This past weekend I had the pleasure of setting up a new Mac for nearby neighbor. It’s always a fun exercise to open up a new Mac, start it up for the first time, setup specific apps and settings, and then begin the fun of recommending and installing apps that new Mac users are likely to learn to love.
In this case, though, my neighbor had used Macs years ago, got stuck with a Windows PC notebook at work (and home) for a few years, but made his way back to his computing roots. One of his biggest concerns, believe it or not, was not the dearth of malware protection apps and utilities for the Mac, but the wide number of Mac browsers.
Without giving much consideration to the inherit time suck a discussion on browsers could bring, I just went down the list. Most Mac users stick with Safari. Next on the list is Google’s Chrome. After that it’s Mozilla’s venerable Firefox, a few percent of Mac users who take on the various Opera flavors and after that, not much.
I made the mistake of downloading SeaMonkey for my neighbor to look at because he remembered the good old days of Netscape Navigator and Netscape Communicator the latter of which was packed with useful features not found in today’s crop of browsers.
But are not today’s Mac browsers stuffed with more features than most of us would ever use? Mostly, yes. But SeaMonkey is a throwback to the Netscape days which did more. Yes, it was a browser, but it had Messenger built-in, and a favorite, email. That’s what sets SeaMonkey apart from Firefox, upon which it is based.
Everything you would expect in a 2016 browser on your Mac is mostly available in SeaMonkey. Tabbed browsing. Session Restore. Popup Blocker. Even colorful themes. But those are not the claim to fame. SeaMonkey has a tabbed email app built-in to the app, complete with junk mail controls, multiple account options, and gobs more that smack of a time machine return to Netscape’s glory days before being muscled out of business by the strong armed goons of Microsoft.
Get this. SeaMonkey even has IRC chat built-in, an HTML editor with CSS support, an RSS and Atom feed reader, and bunches more goods which help set it apart from other browsers.

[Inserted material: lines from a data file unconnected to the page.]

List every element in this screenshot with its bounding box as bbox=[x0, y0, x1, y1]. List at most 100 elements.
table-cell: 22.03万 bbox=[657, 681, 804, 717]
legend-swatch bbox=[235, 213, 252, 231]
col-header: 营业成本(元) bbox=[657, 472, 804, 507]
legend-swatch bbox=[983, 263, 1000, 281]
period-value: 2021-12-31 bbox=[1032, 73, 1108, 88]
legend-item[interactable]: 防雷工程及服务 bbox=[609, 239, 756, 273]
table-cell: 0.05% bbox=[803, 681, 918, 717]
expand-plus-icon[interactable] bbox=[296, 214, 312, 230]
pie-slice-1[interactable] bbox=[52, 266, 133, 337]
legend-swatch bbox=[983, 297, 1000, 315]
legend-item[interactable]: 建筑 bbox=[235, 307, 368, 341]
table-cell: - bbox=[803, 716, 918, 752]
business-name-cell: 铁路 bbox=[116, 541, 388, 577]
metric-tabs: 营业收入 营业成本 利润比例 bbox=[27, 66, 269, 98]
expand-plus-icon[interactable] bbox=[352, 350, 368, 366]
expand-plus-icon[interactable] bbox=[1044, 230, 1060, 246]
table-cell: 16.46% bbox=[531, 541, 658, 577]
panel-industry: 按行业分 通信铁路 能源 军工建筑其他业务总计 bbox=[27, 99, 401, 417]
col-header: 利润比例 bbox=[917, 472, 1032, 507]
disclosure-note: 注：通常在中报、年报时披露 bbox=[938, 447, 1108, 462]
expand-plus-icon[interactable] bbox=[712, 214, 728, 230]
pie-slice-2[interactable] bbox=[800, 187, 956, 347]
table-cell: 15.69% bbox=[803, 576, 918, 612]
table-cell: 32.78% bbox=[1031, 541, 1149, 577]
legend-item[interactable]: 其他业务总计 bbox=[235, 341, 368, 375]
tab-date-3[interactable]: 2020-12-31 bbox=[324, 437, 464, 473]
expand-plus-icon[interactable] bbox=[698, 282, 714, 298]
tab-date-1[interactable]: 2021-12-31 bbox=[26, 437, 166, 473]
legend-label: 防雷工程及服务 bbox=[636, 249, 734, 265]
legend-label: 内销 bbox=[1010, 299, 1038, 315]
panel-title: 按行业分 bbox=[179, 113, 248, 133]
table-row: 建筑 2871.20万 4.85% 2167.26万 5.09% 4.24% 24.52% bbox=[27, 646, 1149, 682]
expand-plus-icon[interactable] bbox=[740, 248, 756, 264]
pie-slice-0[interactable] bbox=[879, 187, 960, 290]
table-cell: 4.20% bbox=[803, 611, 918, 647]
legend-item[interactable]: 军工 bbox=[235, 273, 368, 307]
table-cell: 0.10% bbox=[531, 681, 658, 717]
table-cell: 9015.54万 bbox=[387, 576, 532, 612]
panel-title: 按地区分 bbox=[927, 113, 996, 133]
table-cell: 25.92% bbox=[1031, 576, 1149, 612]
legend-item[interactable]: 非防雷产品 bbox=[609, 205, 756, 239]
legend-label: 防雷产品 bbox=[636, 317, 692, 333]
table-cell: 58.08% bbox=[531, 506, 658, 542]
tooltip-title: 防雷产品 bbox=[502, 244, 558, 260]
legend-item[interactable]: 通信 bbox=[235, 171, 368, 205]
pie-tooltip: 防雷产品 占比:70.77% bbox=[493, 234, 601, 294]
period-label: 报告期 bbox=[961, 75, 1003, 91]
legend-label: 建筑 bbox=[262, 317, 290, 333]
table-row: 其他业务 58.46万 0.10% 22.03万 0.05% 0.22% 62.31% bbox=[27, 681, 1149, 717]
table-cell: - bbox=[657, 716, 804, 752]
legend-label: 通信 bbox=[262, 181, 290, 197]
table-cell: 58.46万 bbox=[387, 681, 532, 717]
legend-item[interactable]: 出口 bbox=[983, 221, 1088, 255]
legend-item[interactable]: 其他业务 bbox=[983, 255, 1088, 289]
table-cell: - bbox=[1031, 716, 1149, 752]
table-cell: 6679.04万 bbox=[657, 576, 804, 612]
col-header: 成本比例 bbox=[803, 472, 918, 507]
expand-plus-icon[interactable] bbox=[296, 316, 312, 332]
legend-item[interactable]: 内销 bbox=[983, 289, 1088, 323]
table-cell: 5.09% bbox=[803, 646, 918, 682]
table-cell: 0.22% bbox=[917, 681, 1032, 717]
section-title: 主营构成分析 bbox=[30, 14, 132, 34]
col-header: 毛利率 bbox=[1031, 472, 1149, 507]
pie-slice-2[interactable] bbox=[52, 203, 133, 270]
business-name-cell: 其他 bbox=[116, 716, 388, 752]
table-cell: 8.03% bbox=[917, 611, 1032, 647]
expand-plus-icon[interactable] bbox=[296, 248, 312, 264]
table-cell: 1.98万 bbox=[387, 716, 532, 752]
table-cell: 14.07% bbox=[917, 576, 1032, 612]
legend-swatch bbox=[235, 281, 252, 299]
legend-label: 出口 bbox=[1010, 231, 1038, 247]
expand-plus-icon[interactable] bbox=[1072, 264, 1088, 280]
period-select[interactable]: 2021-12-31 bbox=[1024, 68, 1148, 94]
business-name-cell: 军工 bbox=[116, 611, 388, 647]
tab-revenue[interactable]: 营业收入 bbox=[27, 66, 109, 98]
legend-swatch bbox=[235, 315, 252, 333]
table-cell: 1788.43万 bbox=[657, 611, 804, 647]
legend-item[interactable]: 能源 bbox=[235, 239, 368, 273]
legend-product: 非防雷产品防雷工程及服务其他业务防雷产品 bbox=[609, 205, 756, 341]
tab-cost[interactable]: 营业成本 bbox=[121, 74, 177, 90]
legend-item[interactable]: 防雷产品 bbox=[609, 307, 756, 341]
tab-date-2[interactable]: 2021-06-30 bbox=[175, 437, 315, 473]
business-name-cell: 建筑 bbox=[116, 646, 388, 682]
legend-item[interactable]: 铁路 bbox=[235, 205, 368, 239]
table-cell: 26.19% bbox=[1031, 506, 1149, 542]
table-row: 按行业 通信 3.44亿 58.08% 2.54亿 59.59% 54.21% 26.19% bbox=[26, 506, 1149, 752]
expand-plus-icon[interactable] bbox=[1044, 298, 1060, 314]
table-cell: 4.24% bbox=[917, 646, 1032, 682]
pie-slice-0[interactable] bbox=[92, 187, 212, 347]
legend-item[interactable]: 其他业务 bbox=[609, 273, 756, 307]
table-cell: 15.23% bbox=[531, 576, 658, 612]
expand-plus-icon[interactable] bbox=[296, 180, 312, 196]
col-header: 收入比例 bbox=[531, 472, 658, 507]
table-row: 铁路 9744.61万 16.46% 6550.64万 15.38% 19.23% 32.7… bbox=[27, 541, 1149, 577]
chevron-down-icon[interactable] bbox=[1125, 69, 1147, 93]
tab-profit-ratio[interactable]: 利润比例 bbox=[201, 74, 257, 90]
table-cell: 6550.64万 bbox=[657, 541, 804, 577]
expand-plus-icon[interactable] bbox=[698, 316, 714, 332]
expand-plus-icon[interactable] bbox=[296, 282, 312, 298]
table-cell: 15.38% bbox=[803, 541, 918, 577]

Since it’s based upon Firefox, SeaMonkey is fast and relatively secure, updated not as frequently, but updated regularly, and if it suffers from anything it’s not neglect as much as it is a diminishing user base. SeaMonkey is free but so are most other major browsers.
Beyond SeaMonkey the Mac landscape has more browsers than most of us need or would use. I’ve taken to using Chrome when Flash is a requirement, keeping Flash off Safari and Firefox. I’ve had to install some browser bookmark utilities to keep bookmarks in sync between browsers.
The state of Mac browsers is such that I tend to call the time we’re in now as The Golden Age of Browsers. They’re all good, all slightly different in personality, character, user interface, and function, but all render pages quickly and accurately, and all are updated regularly. With a few billion browser users in the world, the 1-percent or 2-percent garnered by Opera could amount to 100-million users who prefer a non-major browser experience.